The Communications Center is seen in July 1953. The center, which previously housed The Daily Iowan, is set to be torn down.

Home away from home

September 19, 2019

While the newsroom was a place to work, it was also a place to relax and spend time with friends — those other folks on campus who thrive on the spontaneity journalism entails.

Cheryl Arvidson remembered being in the newsroom constantly, soaking up every moment she could there to set herself up to be the best reporter she could be after graduating from college.

“We’d go into the DI midafternoon and be there until midnight,” she said. “It was my home away from home, and I seriously would bet you that I spent easily 12 hours a day there.”

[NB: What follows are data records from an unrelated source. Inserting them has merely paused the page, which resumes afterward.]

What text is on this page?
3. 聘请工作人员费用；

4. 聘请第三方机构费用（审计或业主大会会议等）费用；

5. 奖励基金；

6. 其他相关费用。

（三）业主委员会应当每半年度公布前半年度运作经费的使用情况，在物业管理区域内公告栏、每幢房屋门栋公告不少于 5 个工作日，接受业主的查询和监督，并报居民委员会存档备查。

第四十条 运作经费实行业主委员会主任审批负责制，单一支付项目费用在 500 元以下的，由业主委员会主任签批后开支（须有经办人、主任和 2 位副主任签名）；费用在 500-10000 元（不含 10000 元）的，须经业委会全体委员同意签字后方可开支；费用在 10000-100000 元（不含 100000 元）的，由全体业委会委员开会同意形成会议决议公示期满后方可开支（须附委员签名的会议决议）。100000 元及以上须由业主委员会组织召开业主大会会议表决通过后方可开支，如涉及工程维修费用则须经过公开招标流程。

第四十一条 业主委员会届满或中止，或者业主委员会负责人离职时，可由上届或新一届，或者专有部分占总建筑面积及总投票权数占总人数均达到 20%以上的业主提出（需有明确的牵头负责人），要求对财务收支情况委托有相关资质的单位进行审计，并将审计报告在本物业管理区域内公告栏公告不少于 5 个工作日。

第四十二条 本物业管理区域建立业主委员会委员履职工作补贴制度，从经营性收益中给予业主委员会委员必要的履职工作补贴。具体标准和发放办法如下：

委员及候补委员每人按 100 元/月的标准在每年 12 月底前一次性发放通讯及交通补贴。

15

Former Arts Editor Shayla Thiel Stern, who worked at the DI in the 1990s, said her friends who attended the DI 150th reunion in July 2018 walked through the building and described it as a ghost town — set up in just about the same way as it was decades earlier, as if few things had changed.

She said the best memories were hanging out with her friends who were also “deep into wanting to be old-school journalists.”

“I spent all my time in the newsroom,” she said.

When he wasn’t shuffling to and from Kinnick Stadium and Carver-Hawkeye Arena covering Hawkeye sports in the 1980s, former DI Sports Editor Marc Bona said the newsroom was one of the places he spent the most time on campus.

DI staffers are seen in the Daily Iowan newsroom on Sept. 11, 2003. Photo from UI Digital Library.

“I was always late to class,” Bona said. “I was always hustling in and out of that building.”

Bona said nothing lasts forever, but he’ll always have the memories he made in the Communications Center.

“You form friendships, too, because of a place,” he said. “And I think about how many people I’m still in touch with because of that place.”